I have spent many hours over the summer in prosecutor training on trauma informed practices. I am delighted to say that I did not learn a great deal that I did not know from the horse lot. I did learn how to sharpen our program for patients at the local veterans hospital who have PTSD. I got great ideas on how to best use the limited time that we have together to help program participants gain insight on trust, communication, and understanding why they feel they way that they do and how to begin climbing out of the pit.
I learned what burnout is. I am not burned out. Burnout is best illustrated by the automaton who goes through the motions without being able to care. I am not close to such feelings.
And this gradual erosion of self is not depression. It is not a symptom of depression.
But there is a deadening that happens over the years. It is as if my taste buds are dying. I eat life as ravenously as I ever did, I just don't taste the flavor of the life that I am consuming. Perhaps it has manifested itself most painfully in the lack of relationships with my horses that I once had. The horses have not changed, but I have. Beginning at the moment that I heard of Lido's death I gradually began to replace the excitement over the birth of a foal with a strong feeling that I needed to keep in mind that, like every foal ever born, this one will eventually die and odds are that I will outlive it.

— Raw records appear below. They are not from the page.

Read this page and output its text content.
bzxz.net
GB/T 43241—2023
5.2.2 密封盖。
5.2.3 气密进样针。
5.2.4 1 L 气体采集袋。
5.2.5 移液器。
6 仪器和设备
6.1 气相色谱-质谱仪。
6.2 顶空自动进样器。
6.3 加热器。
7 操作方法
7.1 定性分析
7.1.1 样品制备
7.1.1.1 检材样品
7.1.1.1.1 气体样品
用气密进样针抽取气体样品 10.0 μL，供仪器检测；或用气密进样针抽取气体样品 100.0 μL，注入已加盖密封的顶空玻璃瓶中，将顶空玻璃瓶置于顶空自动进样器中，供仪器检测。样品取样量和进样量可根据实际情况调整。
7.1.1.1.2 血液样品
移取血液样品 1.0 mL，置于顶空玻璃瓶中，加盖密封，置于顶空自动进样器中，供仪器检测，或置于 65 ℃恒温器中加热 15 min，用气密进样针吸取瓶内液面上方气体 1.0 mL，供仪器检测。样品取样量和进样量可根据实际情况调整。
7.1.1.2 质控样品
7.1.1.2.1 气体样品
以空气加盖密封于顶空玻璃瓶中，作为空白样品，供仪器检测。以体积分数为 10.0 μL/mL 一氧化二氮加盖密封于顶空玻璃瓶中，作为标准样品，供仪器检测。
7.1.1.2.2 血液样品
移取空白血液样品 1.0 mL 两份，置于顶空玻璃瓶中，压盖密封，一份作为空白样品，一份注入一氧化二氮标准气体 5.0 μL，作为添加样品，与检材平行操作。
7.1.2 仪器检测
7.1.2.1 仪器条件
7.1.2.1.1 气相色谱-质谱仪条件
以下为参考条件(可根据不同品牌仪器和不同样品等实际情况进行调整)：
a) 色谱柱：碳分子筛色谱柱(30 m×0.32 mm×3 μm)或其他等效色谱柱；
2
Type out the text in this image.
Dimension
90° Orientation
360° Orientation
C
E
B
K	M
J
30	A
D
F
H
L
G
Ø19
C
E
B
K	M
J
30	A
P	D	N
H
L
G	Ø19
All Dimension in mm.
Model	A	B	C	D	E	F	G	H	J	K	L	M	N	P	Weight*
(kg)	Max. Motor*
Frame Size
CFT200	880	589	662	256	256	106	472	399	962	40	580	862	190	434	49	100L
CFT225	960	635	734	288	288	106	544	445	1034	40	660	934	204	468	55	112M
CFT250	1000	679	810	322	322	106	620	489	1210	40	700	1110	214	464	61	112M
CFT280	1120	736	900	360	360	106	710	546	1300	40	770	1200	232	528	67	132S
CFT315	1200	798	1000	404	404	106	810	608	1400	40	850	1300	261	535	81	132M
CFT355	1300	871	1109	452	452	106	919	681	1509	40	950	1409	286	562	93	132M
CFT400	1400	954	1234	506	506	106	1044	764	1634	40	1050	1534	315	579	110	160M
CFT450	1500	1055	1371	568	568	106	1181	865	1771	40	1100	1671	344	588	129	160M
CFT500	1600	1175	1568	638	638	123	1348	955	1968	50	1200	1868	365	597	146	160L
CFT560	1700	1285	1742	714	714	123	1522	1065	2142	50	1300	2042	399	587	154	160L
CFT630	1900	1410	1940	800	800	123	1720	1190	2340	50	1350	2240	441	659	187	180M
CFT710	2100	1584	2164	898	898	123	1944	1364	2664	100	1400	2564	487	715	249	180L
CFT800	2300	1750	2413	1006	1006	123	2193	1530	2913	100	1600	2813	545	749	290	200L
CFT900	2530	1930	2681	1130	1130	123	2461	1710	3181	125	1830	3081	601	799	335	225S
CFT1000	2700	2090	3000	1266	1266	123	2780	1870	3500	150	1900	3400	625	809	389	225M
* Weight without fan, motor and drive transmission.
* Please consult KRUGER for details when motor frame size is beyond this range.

Putting emotional energy into developing a close relationship with things as ephemeral as living creatures begins to feel like a very unwise investment.
But then the oddest things can happen. Look at that picture above. Her name is Honey. She was the first super success that I ever had training a horse. She is not a Colonial Spanish horse. She is a registered Paint. I had not seen her for a decade. That is how long she had been living out of state with the family of a former rider of mine who has grown up and is getting an advanced degree away from home.
So this week Honey came back to me.
And I touched her.
And it felt like it used to when I touched horses--soothing, powerful and transforming. Who knows how long this feeling will last? For now I will settle for just being very pleasantly surprised to find something that I thought I lost over the years.